それは今の話を聞かれていた、とわかってからの羞恥心からか、はたまたそれ以外の感情からなのか

自分の心情にも疎い私には分からない。


それでも何か、今の話を、この人には聞かれたくなかったと、そう思った。



「───那知……」


「…あーー、悪い…聞くつもりじゃなかったんだけど、ちょうどそこで涼んでたんだよ…」

気まずそうに首の後ろに手を当てて手を泳がせる。


「…えっと、まぁ……二人、付き合うんだよな?……おめでとう」

「…ありがとう、那知」

照れくさそうに頭をかいて那知と話すひろくんを横目に、私は那知の端正な顔をじっと見つめる。

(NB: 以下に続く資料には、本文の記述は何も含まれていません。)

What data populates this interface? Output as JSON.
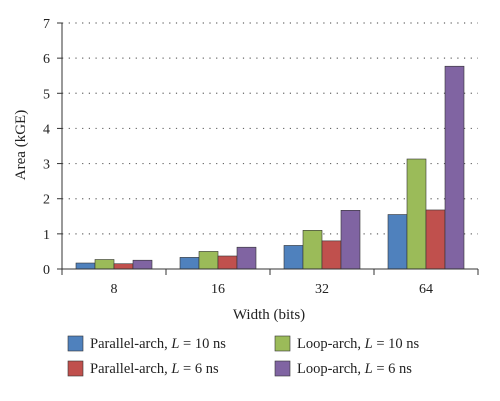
{
  "chart_data": {
    "type": "bar",
    "title": "",
    "xlabel": "Width (bits)",
    "ylabel": "Area (kGE)",
    "categories": [
      "8",
      "16",
      "32",
      "64"
    ],
    "ylim": [
      0,
      7
    ],
    "yticks": [
      "0",
      "1",
      "2",
      "3",
      "4",
      "5",
      "6",
      "7"
    ],
    "grid": "horizontal dotted",
    "legend_position": "bottom",
    "series": [
      {
        "name": "Parallel-arch,",
        "var": "L",
        "rest": " = 10 ns",
        "color": "#4f81bd",
        "values": [
          0.17,
          0.33,
          0.67,
          1.55
        ]
      },
      {
        "name": "Loop-arch,",
        "var": "L",
        "rest": " = 10 ns",
        "color": "#9bbb59",
        "values": [
          0.27,
          0.5,
          1.1,
          3.13
        ]
      },
      {
        "name": "Parallel-arch,",
        "var": "L",
        "rest": " = 6 ns",
        "color": "#c0504d",
        "values": [
          0.15,
          0.37,
          0.8,
          1.68
        ]
      },
      {
        "name": "Loop-arch,",
        "var": "L",
        "rest": " = 6 ns",
        "color": "#8064a2",
        "values": [
          0.25,
          0.62,
          1.67,
          5.77
        ]
      }
    ]
  }
}
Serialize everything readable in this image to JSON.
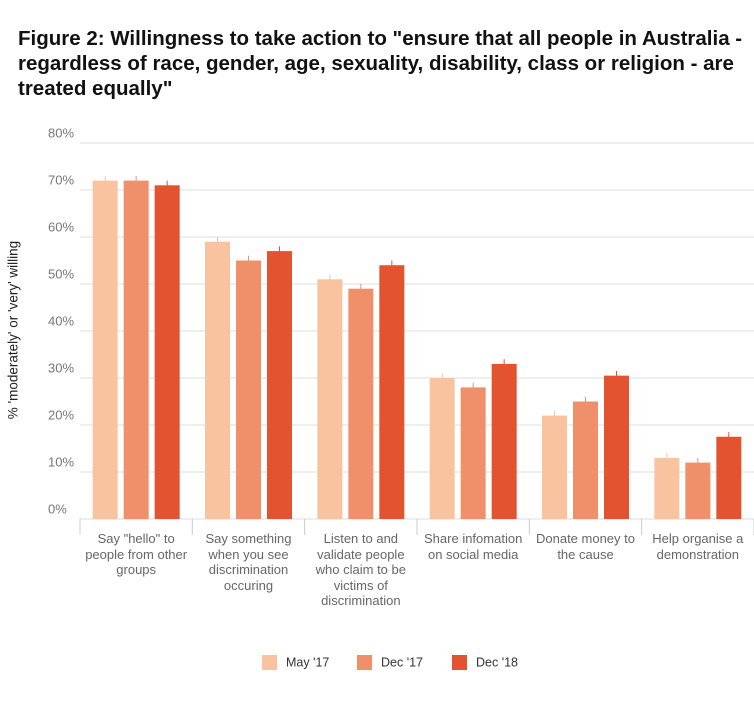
{
  "chart_data": {
    "type": "bar",
    "title": "Figure 2: Willingness to take action to \"ensure that all people in Australia - regardless of race, gender, age, sexuality, disability, class or religion - are treated equally\"",
    "y_label": "% 'moderately' or 'very' willing",
    "categories": [
      "Say \"hello\" to people from other groups",
      "Say something when you see discrimination occuring",
      "Listen to and validate people who claim to be victims of discrimination",
      "Share infomation on social media",
      "Donate money to the cause",
      "Help organise a demonstration"
    ],
    "series": [
      {
        "name": "May '17",
        "color": "#f9c3a0",
        "values": [
          72,
          59,
          51,
          30,
          22,
          13
        ],
        "errors": [
          1,
          1,
          1,
          1,
          1,
          1
        ]
      },
      {
        "name": "Dec '17",
        "color": "#f0906a",
        "values": [
          72,
          55,
          49,
          28,
          25,
          12
        ],
        "errors": [
          1,
          1,
          1,
          1,
          1,
          1
        ]
      },
      {
        "name": "Dec '18",
        "color": "#e4532f",
        "values": [
          71,
          57,
          54,
          33,
          30.5,
          17.5
        ],
        "errors": [
          1,
          1,
          1,
          1,
          1,
          1
        ]
      }
    ],
    "ylim": [
      0,
      80
    ],
    "yticks": [
      {
        "value": 0,
        "label": "0%"
      },
      {
        "value": 10,
        "label": "10%"
      },
      {
        "value": 20,
        "label": "20%"
      },
      {
        "value": 30,
        "label": "30%"
      },
      {
        "value": 40,
        "label": "40%"
      },
      {
        "value": 50,
        "label": "50%"
      },
      {
        "value": 60,
        "label": "60%"
      },
      {
        "value": 70,
        "label": "70%"
      },
      {
        "value": 80,
        "label": "80%"
      }
    ],
    "grid": true
  }
}
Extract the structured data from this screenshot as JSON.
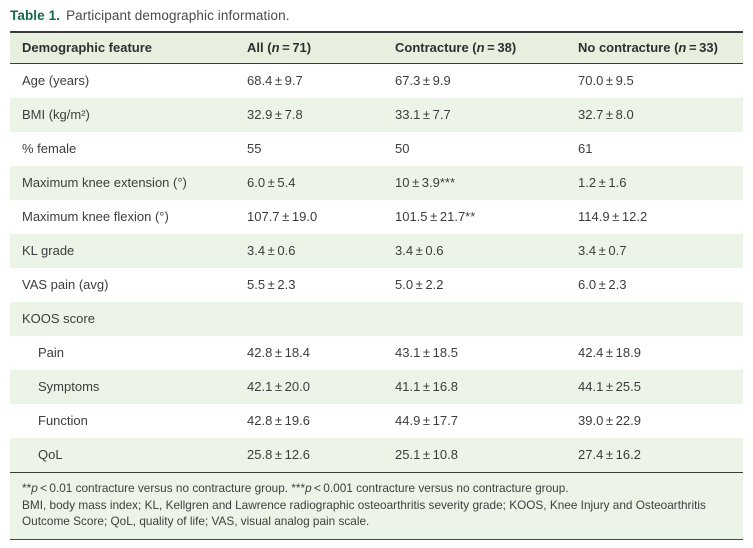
{
  "colors": {
    "accent_green": "#14684e",
    "header_bg": "#e7f0de",
    "row_stripe_bg": "#ebf4e6",
    "footnote_bg": "#ebf4e6",
    "rule_dark": "#3a3a3a",
    "body_text": "#3d3d3d"
  },
  "caption": {
    "label": "Table 1.",
    "text": "Participant demographic information."
  },
  "table": {
    "columns": [
      {
        "label": "Demographic feature"
      },
      {
        "prefix": "All (",
        "n": "n",
        "suffix": " = 71)"
      },
      {
        "prefix": "Contracture (",
        "n": "n",
        "suffix": " = 38)"
      },
      {
        "prefix": "No contracture (",
        "n": "n",
        "suffix": " = 33)"
      }
    ],
    "rows": [
      {
        "label": "Age (years)",
        "all": "68.4 ± 9.7",
        "contracture": "67.3 ± 9.9",
        "no_contracture": "70.0 ± 9.5"
      },
      {
        "label": "BMI (kg/m²)",
        "all": "32.9 ± 7.8",
        "contracture": "33.1 ± 7.7",
        "no_contracture": "32.7 ± 8.0"
      },
      {
        "label": "% female",
        "all": "55",
        "contracture": "50",
        "no_contracture": "61"
      },
      {
        "label": "Maximum knee extension (°)",
        "all": "6.0 ± 5.4",
        "contracture": "10 ± 3.9***",
        "no_contracture": "1.2 ± 1.6"
      },
      {
        "label": "Maximum knee flexion (°)",
        "all": "107.7 ± 19.0",
        "contracture": "101.5 ± 21.7**",
        "no_contracture": "114.9 ± 12.2"
      },
      {
        "label": "KL grade",
        "all": "3.4 ± 0.6",
        "contracture": "3.4 ± 0.6",
        "no_contracture": "3.4 ± 0.7"
      },
      {
        "label": "VAS pain (avg)",
        "all": "5.5 ± 2.3",
        "contracture": "5.0 ± 2.2",
        "no_contracture": "6.0 ± 2.3"
      },
      {
        "label": "KOOS score",
        "all": "",
        "contracture": "",
        "no_contracture": ""
      },
      {
        "label": "Pain",
        "all": "42.8 ± 18.4",
        "contracture": "43.1 ± 18.5",
        "no_contracture": "42.4 ± 18.9"
      },
      {
        "label": "Symptoms",
        "all": "42.1 ± 20.0",
        "contracture": "41.1 ± 16.8",
        "no_contracture": "44.1 ± 25.5"
      },
      {
        "label": "Function",
        "all": "42.8 ± 19.6",
        "contracture": "44.9 ± 17.7",
        "no_contracture": "39.0 ± 22.9"
      },
      {
        "label": "QoL",
        "all": "25.8 ± 12.6",
        "contracture": "25.1 ± 10.8",
        "no_contracture": "27.4 ± 16.2"
      }
    ]
  },
  "footnotes": {
    "sig": {
      "a1": "**",
      "p1": "p",
      "t1": " < 0.01 contracture versus no contracture group. ",
      "a2": "***",
      "p2": "p",
      "t2": " < 0.001 contracture versus no contracture group."
    },
    "abbr": "BMI, body mass index; KL, Kellgren and Lawrence radiographic osteoarthritis severity grade; KOOS, Knee Injury and Osteoarthritis Outcome Score; QoL, quality of life; VAS, visual analog pain scale."
  }
}
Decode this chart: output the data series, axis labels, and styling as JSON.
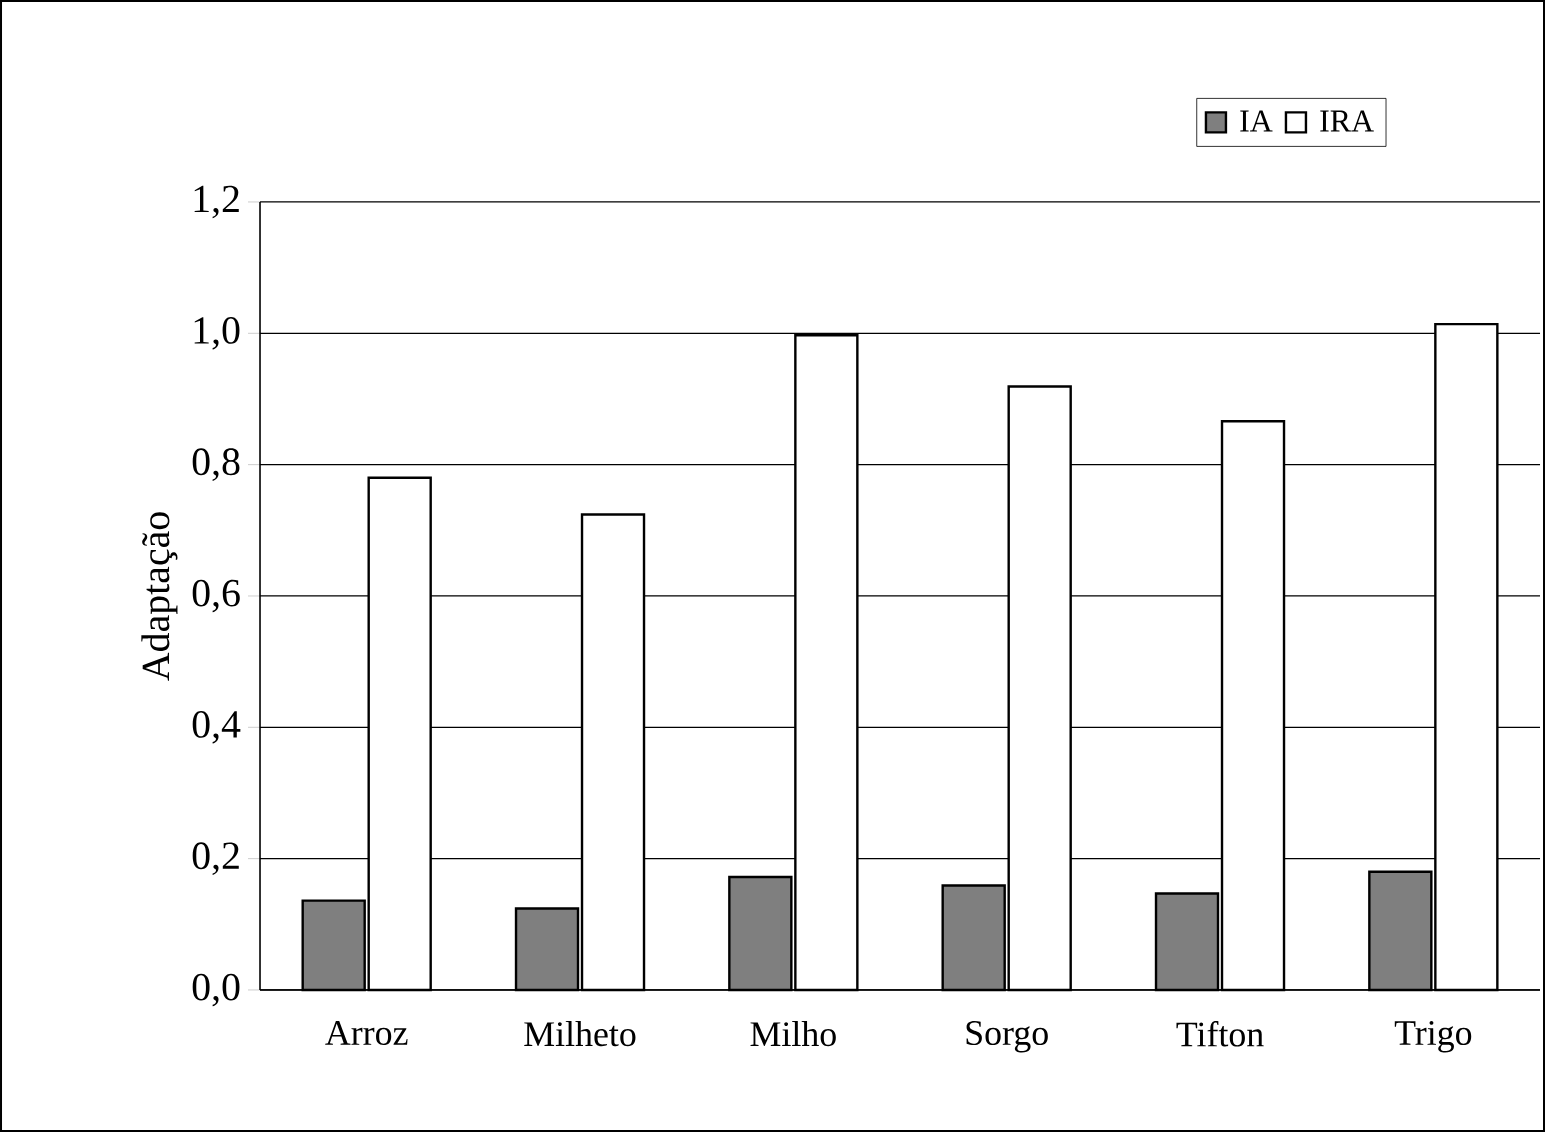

那知の顔は笑っているのに、何だか無機物のように感じられて少し背筋が凍った。


無機物、とは違うかな。

お面、とでも言うべきか、簡単に言えば、那知の表情が嘘に見えたのだ。


…那知は確かに笑顔なのに、悲しそう、なんて…バカみたい。


そして…それ以上に彼の『おめでとう』に悲しんでる自分がいて、この気持ちの真意がわからなくて、頭が痛くなった。